Amanda Rothschild

Amanda Rothschild, ’07, pictured in red, is a former English major here at UMBC and proprietor of Charmington’s in Baltimore. Below, she reflects on her time with the English Department and how she has used that experience for continued growth:

In December of 2007 I graduated from UMBC, a couple years later than planned. I bounced around the Psychology and Sociology Departments before settling on English, and also worked full-time in food service while making up for some rough semesters. My five-year high school reunion had already passed; I remember jabbing the toe of my shoe into the floor of Mad River Tavern as old classmates caught up with each other, half-listening while recalling how as a kid my mom would tell me if I dug deep enough into the earth, I’d find my way clear to China. I wished at that moment it was true. Reluctantly, I talked about my life; I got nods and comments like “oh… a barista? I totally envy you, trust me. The law program at Yale is sooo stressful!” Right. I thought I might actually die, and that seemed like a pretty swell option.

Luckily, that wretched night and my upcoming graduation were followed shortly by the Great Recession. My dream was to become an editor for a literary journal. Working on the Bartleby team at UMBC had given me the kind of professional experience that’s lacking in waiting tables and making lattes, and I desperately wanted to read poetry for a living instead of the tips left on credit card receipts.

While the house bubble was bursting, though, the publishing field was going through its own identity crisis. I stayed at my coffee shop job for another year or so while the shop also struggled through the recession. My next stroke of luck hit in February of 2009, when the shop closed its doors and I lost my job.

The whole lot of us from Bluehouse decided to put our heads together and re-open a cafe we would all own collectively. It seemed risky, but not much more than living off unemployment in the middle of a recession. We spent a year and a half building the business and eventually the space that would become Charmington’s. We opened our doors in September of 2010, and a handful of twenty-somethings became business owners for the first time. I had no idea what I was doing.

That is to say, I thought I had no idea what I was doing. One of the hidden blessings of an English degree is its frustrating abstraction. Some majors have pretty clearly carved-out paths after graduation; English requires some creativity, which my professors provoked in spades. It demands cultural literacy and thoughtful reflection; attention to detail and to audience. I remember handing in papers and poems to Professors Orgelfinger, Edinger, and Pekarske, work I had spent weeks on; they would be returned with one line circled towards the end and a comment like “this is your topic. Scrap everything else and rewrite.” I’d be stunned, mortified, but I would rework the essay and discover they were right.

Life is the same way. We work towards something for weeks, months, years, and towards the end of a project we realize we’ve been working towards something different this entire time. It doesn’t make the prior work a waste – it prepares us to discover what’s really important.

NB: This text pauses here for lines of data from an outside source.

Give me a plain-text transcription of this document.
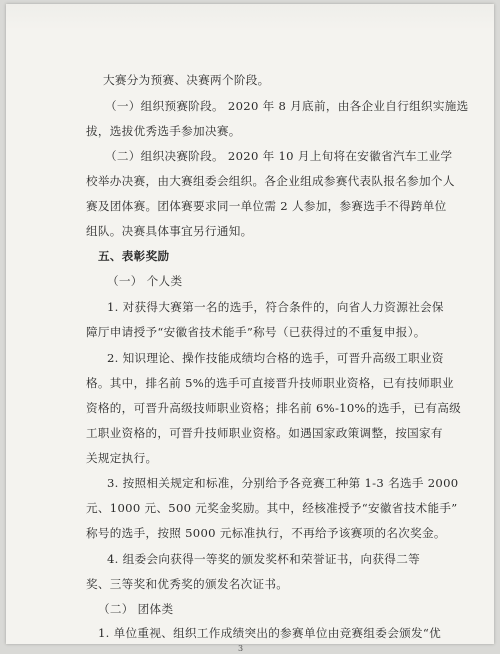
大赛分为预赛、决赛两个阶段。
（一）组织预赛阶段。 2020 年 8 月底前，由各企业自行组织实施选
拔，选拔优秀选手参加决赛。
（二）组织决赛阶段。 2020 年 10 月上旬将在安徽省汽车工业学
校举办决赛，由大赛组委会组织。各企业组成参赛代表队报名参加个人
赛及团体赛。团体赛要求同一单位需 2 人参加，参赛选手不得跨单位
组队。决赛具体事宜另行通知。
五、表彰奖励
（一） 个人类
1. 对获得大赛第一名的选手，符合条件的，向省人力资源社会保
障厅申请授予“安徽省技术能手”称号（已获得过的不重复申报）。
2. 知识理论、操作技能成绩均合格的选手，可晋升高级工职业资
格。其中，排名前 5%的选手可直接晋升技师职业资格，已有技师职业
资格的，可晋升高级技师职业资格；排名前 6%-10%的选手，已有高级
工职业资格的，可晋升技师职业资格。如遇国家政策调整，按国家有
关规定执行。
3. 按照相关规定和标准，分别给予各竞赛工种第 1-3 名选手 2000
元、1000 元、500 元奖金奖励。其中，经核准授予“安徽省技术能手”
称号的选手，按照 5000 元标准执行，不再给予该赛项的名次奖金。
4. 组委会向获得一等奖的颁发奖杯和荣誉证书，向获得二等
奖、三等奖和优秀奖的颁发名次证书。
（二） 团体类
1. 单位重视、组织工作成绩突出的参赛单位由竞赛组委会颁发“优
3
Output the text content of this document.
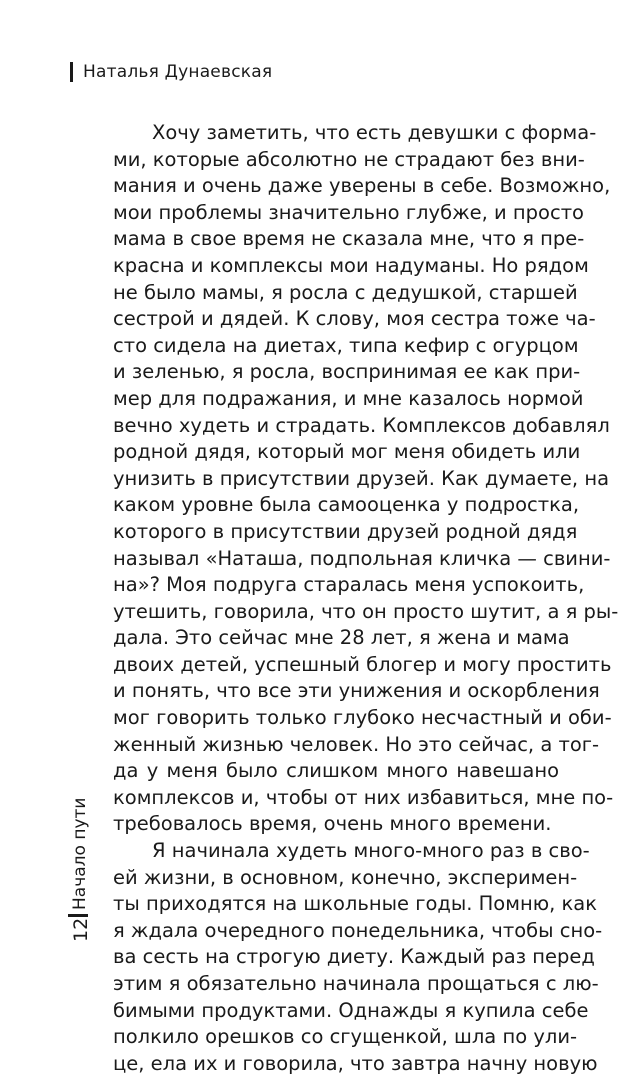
Наталья Дунаевская
Хочу заметить, что есть девушки с форма-
ми, которые абсолютно не страдают без вни-
мания и очень даже уверены в себе. Возможно,
мои проблемы значительно глубже, и просто
мама в свое время не сказала мне, что я пре-
красна и комплексы мои надуманы. Но рядом
не было мамы, я росла с дедушкой, старшей
сестрой и дядей. К слову, моя сестра тоже ча-
сто сидела на диетах, типа кефир с огурцом
и зеленью, я росла, воспринимая ее как при-
мер для подражания, и мне казалось нормой
вечно худеть и страдать. Комплексов добавлял
родной дядя, который мог меня обидеть или
унизить в присутствии друзей. Как думаете, на
каком уровне была самооценка у подростка,
которого в присутствии друзей родной дядя
называл «Наташа, подпольная кличка — свини-
на»? Моя подруга старалась меня успокоить,
утешить, говорила, что он просто шутит, а я ры-
дала. Это сейчас мне 28 лет, я жена и мама
двоих детей, успешный блогер и могу простить
и понять, что все эти унижения и оскорбления
мог говорить только глубоко несчастный и оби-
женный жизнью человек. Но это сейчас, а тог-
да у меня было слишком много навешано
комплексов и, чтобы от них избавиться, мне по-
требовалось время, очень много времени.
Я начинала худеть много-много раз в сво-
ей жизни, в основном, конечно, эксперимен-
ты приходятся на школьные годы. Помню, как
я ждала очередного понедельника, чтобы сно-
ва сесть на строгую диету. Каждый раз перед
этим я обязательно начинала прощаться с лю-
бимыми продуктами. Однажды я купила себе
полкило орешков со сгущенкой, шла по ули-
це, ела их и говорила, что завтра начну новую
Начало пути
12
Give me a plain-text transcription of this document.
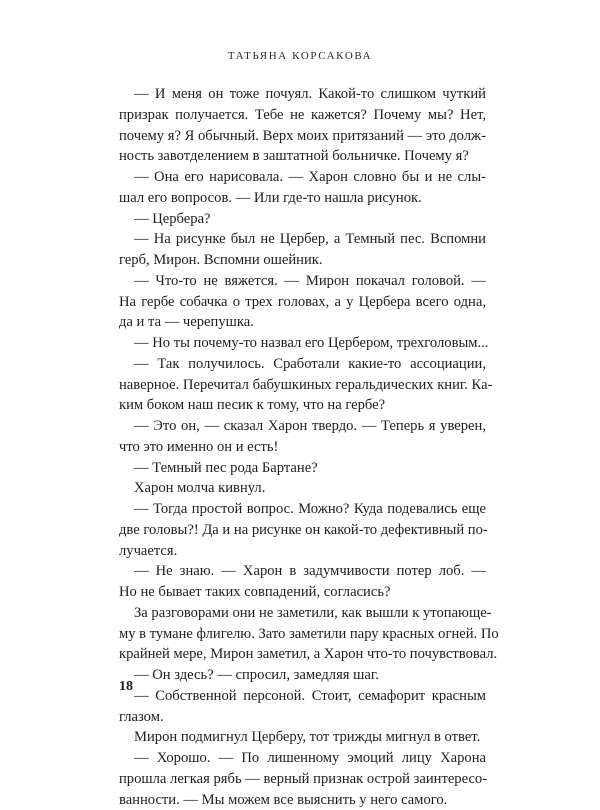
ТАТЬЯНА КОРСАКОВА
— И меня он тоже почуял. Какой-то слишком чуткий
призрак получается. Тебе не кажется? Почему мы? Нет,
почему я? Я обычный. Верх моих притязаний — это долж-
ность завотделением в заштатной больничке. Почему я?
— Она его нарисовала. — Харон словно бы и не слы-
шал его вопросов. — Или где-то нашла рисунок.
— Цербера?
— На рисунке был не Цербер, а Темный пес. Вспомни
герб, Мирон. Вспомни ошейник.
— Что-то не вяжется. — Мирон покачал головой. —
На гербе собачка о трех головах, а у Цербера всего одна,
да и та — черепушка.
— Но ты почему-то назвал его Цербером, трехголовым...
— Так получилось. Сработали какие-то ассоциации,
наверное. Перечитал бабушкиных геральдических книг. Ка-
ким боком наш песик к тому, что на гербе?
— Это он, — сказал Харон твердо. — Теперь я уверен,
что это именно он и есть!
— Темный пес рода Бартане?
Харон молча кивнул.
— Тогда простой вопрос. Можно? Куда подевались еще
две головы?! Да и на рисунке он какой-то дефективный по-
лучается.
— Не знаю. — Харон в задумчивости потер лоб. —
Но не бывает таких совпадений, согласись?
За разговорами они не заметили, как вышли к утопающе-
му в тумане флигелю. Зато заметили пару красных огней. По
крайней мере, Мирон заметил, а Харон что-то почувствовал.
— Он здесь? — спросил, замедляя шаг.
— Собственной персоной. Стоит, семафорит красным
глазом.
Мирон подмигнул Церберу, тот трижды мигнул в ответ.
— Хорошо. — По лишенному эмоций лицу Харона
прошла легкая рябь — верный признак острой заинтересо-
ванности. — Мы можем все выяснить у него самого.
18
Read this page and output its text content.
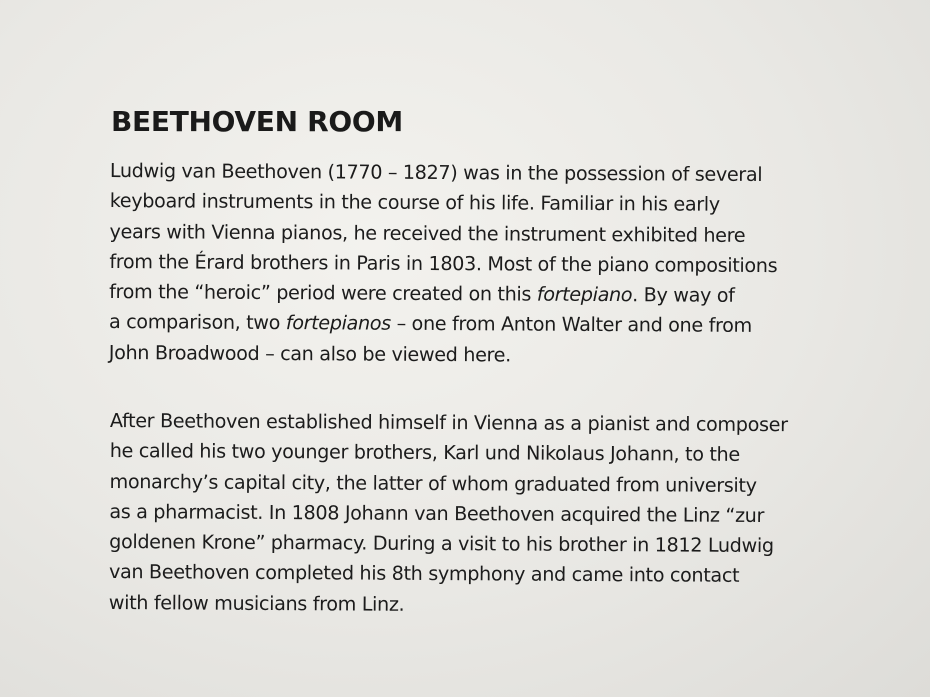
BEETHOVEN ROOM

Ludwig van Beethoven (1770 – 1827) was in the possession of several
keyboard instruments in the course of his life. Familiar in his early
years with Vienna pianos, he received the instrument exhibited here
from the Érard brothers in Paris in 1803. Most of the piano compositions
from the “heroic” period were created on this fortepiano. By way of
a comparison, two fortepianos – one from Anton Walter and one from
John Broadwood – can also be viewed here.

After Beethoven established himself in Vienna as a pianist and composer
he called his two younger brothers, Karl und Nikolaus Johann, to the
monarchy’s capital city, the latter of whom graduated from university
as a pharmacist. In 1808 Johann van Beethoven acquired the Linz “zur
goldenen Krone” pharmacy. During a visit to his brother in 1812 Ludwig
van Beethoven completed his 8th symphony and came into contact
with fellow musicians from Linz.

In opening Charmington’s, I spent hours working on spreadsheets and other things that made the literature major in me cringe. I hired people, and fired them too. In time, I learned to feel comfortable being my own boss. As a child I read voraciously, obsessively, because I wanted to create a world different from what I already knew; owning a business became my adult version of just that. I began using my experience in business to join labor coalitions and fight for improved labor laws. I wrote testimony for state and federal economic hearings, and occasionally spoke at State House in Annapolis. From there I was invited to multiple roundtable discussions with former Governor O’Malley, several US Representatives and Senators, and the Secretary of Labor.

In January, I was asked to meet about paid sick leave with some White House staff at a nearby restaurant. When I arrived, I was escorted right back to my own cafe, where I was told President Obama would shortly be joining me for lunch. He did in fact show up and sit down with me and two other local women for nearly two hours to learn about our lives and our stances on labor regulations. He also tipped the shop quite well on the meal.

These opportunities are mind-blowing and unusual, and I didn’t understand why they were being offered to me in particular. I asked; it was because they found my story compelling, the facts grounded in concrete detail but adorned with meaning. They liked my voice and found it authentic. UMBC didn’t give me that voice, but it did help me uncover it, shape it, and take ownership of it. All of my unlucky circumstances between graduation and today truly were strokes of real luck, because they forced me to be inventive and strong. A career was not handed to me after graduation, but the time I spent with the English Department and Bartleby helped me craft my skills, trust my vision (and the vision of my team members), and to take pride in my work, food industry and all.